Maç öncesi Lizbon'un meydan ve sokaklarını dolduran sarı-lacivert formalılar yaşadıkları keyifle aslında 2 Mayıs'ın Fenerbahçe tarihine çoktan kazındığını belgeliyordu adeta. Dom Henrique ve Rossio meydanlarında maç saatini beklerken, takımlarıyla gurur duyduklarını haykırıyorlardı.

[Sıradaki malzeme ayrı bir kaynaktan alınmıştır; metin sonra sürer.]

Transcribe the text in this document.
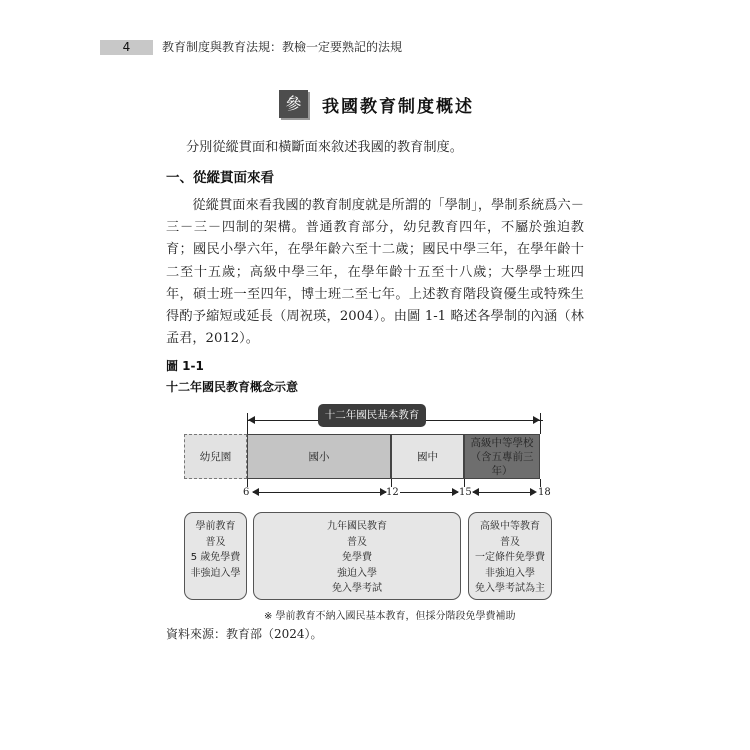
4	教育制度與教育法規：教檢一定要熟記的法規
參	我國教育制度概述
分別從縱貫面和橫斷面來敘述我國的教育制度。
一、從縱貫面來看
從縱貫面來看我國的教育制度就是所謂的「學制」，學制系統爲六－三－三－四制的架構。普通教育部分，幼兒教育四年，不屬於強迫教育；國民小學六年，在學年齡六至十二歲；國民中學三年，在學年齡十二至十五歲；高級中學三年，在學年齡十五至十八歲；大學學士班四年，碩士班一至四年，博士班二至七年。上述教育階段資優生或特殊生得酌予縮短或延長（周祝瑛，2004）。由圖 1-1 略述各學制的內涵（林孟君，2012）。
圖 1-1
十二年國民教育概念示意
十二年國民基本教育
幼兒園	國小	國中
高級中等學校
（含五專前三年）
6	12	15	18
學前教育
普及
5 歲免學費
非強迫入學
九年國民教育
普及
免學費
強迫入學
免入學考試
高級中等教育
普及
一定條件免學費
非強迫入學
免入學考試為主
※ 學前教育不納入國民基本教育，但採分階段免學費補助
資料來源：教育部（2024）。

İstanbul'dan Lizbon'a akın yaşanırken, diğer tarafta da tansiyon yüksekti. Yönetim, Luz Stadı'ndaki atmosferi rakip için en zor şekle sokma adına taraftara çağrıda bulundular. Benfica taraftarı da Avrupa standartlarına göre oldukça erken stada geldiler.

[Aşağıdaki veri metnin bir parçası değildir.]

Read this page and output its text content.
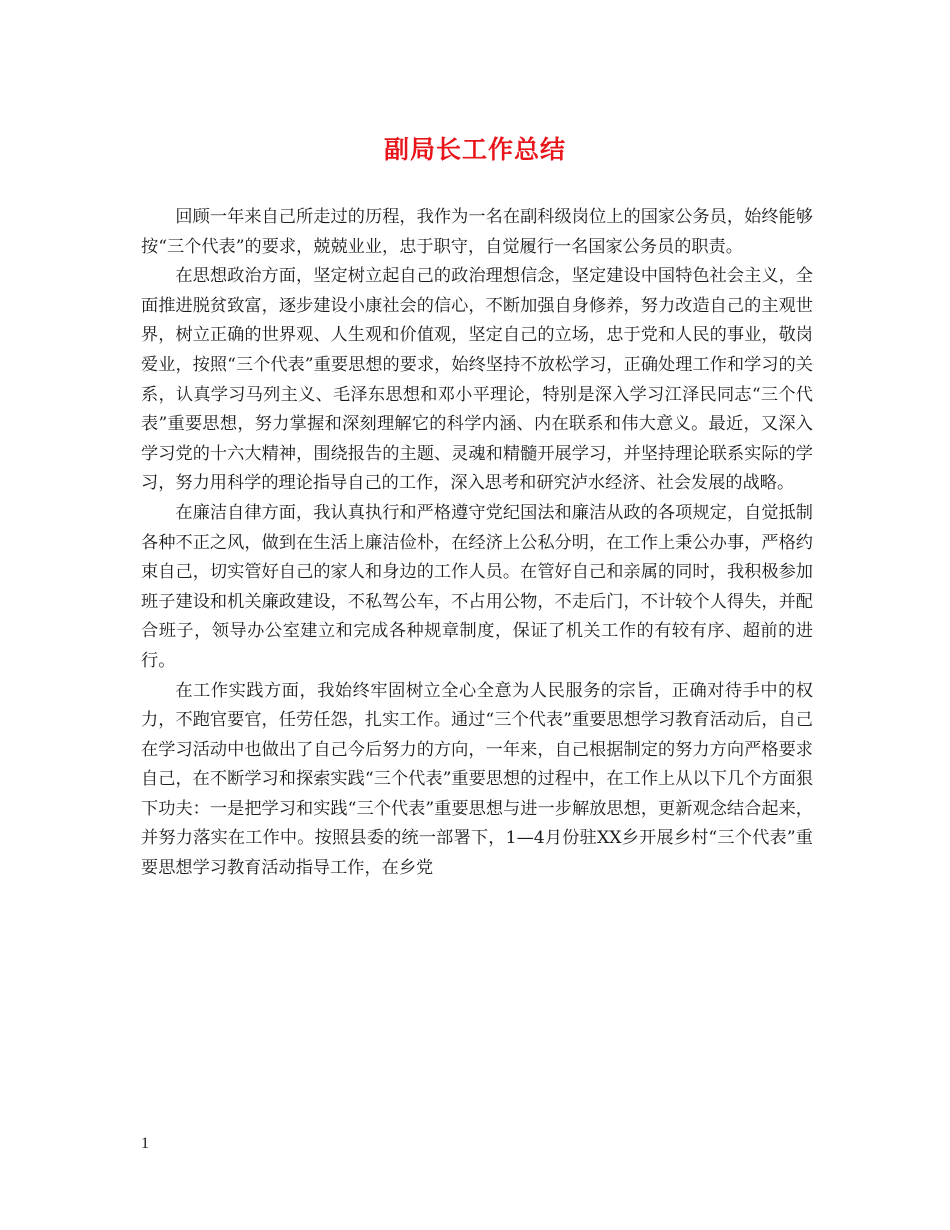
副局长工作总结

回顾一年来自己所走过的历程，我作为一名在副科级岗位上的国家公务员，始终能够按“三个代表”的要求，兢兢业业，忠于职守，自觉履行一名国家公务员的职责。

在思想政治方面，坚定树立起自己的政治理想信念，坚定建设中国特色社会主义，全面推进脱贫致富，逐步建设小康社会的信心，不断加强自身修养，努力改造自己的主观世界，树立正确的世界观、人生观和价值观，坚定自己的立场，忠于党和人民的事业，敬岗爱业，按照“三个代表”重要思想的要求，始终坚持不放松学习，正确处理工作和学习的关系，认真学习马列主义、毛泽东思想和邓小平理论，特别是深入学习江泽民同志“三个代表”重要思想，努力掌握和深刻理解它的科学内涵、内在联系和伟大意义。最近，又深入学习党的十六大精神，围绕报告的主题、灵魂和精髓开展学习，并坚持理论联系实际的学习，努力用科学的理论指导自己的工作，深入思考和研究泸水经济、社会发展的战略。

在廉洁自律方面，我认真执行和严格遵守党纪国法和廉洁从政的各项规定，自觉抵制各种不正之风，做到在生活上廉洁俭朴，在经济上公私分明，在工作上秉公办事，严格约束自己，切实管好自己的家人和身边的工作人员。在管好自己和亲属的同时，我积极参加班子建设和机关廉政建设，不私驾公车，不占用公物，不走后门，不计较个人得失，并配合班子，领导办公室建立和完成各种规章制度，保证了机关工作的有较有序、超前的进行。

在工作实践方面，我始终牢固树立全心全意为人民服务的宗旨，正确对待手中的权力，不跑官要官，任劳任怨，扎实工作。通过“三个代表”重要思想学习教育活动后，自己在学习活动中也做出了自己今后努力的方向，一年来，自己根据制定的努力方向严格要求自己，在不断学习和探索实践“三个代表”重要思想的过程中，在工作上从以下几个方面狠下功夫：一是把学习和实践“三个代表”重要思想与进一步解放思想，更新观念结合起来，并努力落实在工作中。按照县委的统一部署下，1—4月份驻XX乡开展乡村“三个代表”重要思想学习教育活动指导工作，在乡党

1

3 saat öncesinden stat çevresi hareketlenmeye başladı. Yaklaşık 60 bin taraftar gerçekten 90 dakikayı hem hakem hem rakip için oldukça zorlaştırdı. Portekiz temsilcisi bu güçle Fenerbahçe üzerinde kolay baskı kurup erken gol buldu.
KUYT UMUT VERDİ AMA...
Kuyt'ın penaltısı umutları gökyüzüne çıkarsa da, Cardozo'nun sol ayağı, Amsterdam rüyasını bitirdi. Sahadaki mücadeleyi alkışladığımız kadar, Portekizli güvenlik güçlerinin Türk basın mensupları dahil rakibi sinirlendiren tavrına da ayrı bir parantez açalım. Maçtan bir gün önce başlayan saygısız tavırlar, devre arasına basın mensuplarını tribünden dışarı çıkarmayacak kadar üst düzeye çıktı. Benfica 3-1'i yakaladıktan sonra yedek kulübesindeki futbolcular dahil herkesin sahaya müdahalesi, oldukça çirkindi.
Sonuç olarak Portekiz temsilcisi hem saha içinde hem de saha dışında psikolojik savaşı daha iyi oynayarak kazandı. Fenerbahçe'ye, bu sezon Türkiye'ye yaşattığı heyecan için teşekkür edip bu başarının ilerleyen yıllarda artarak devam etmesini dileyelim.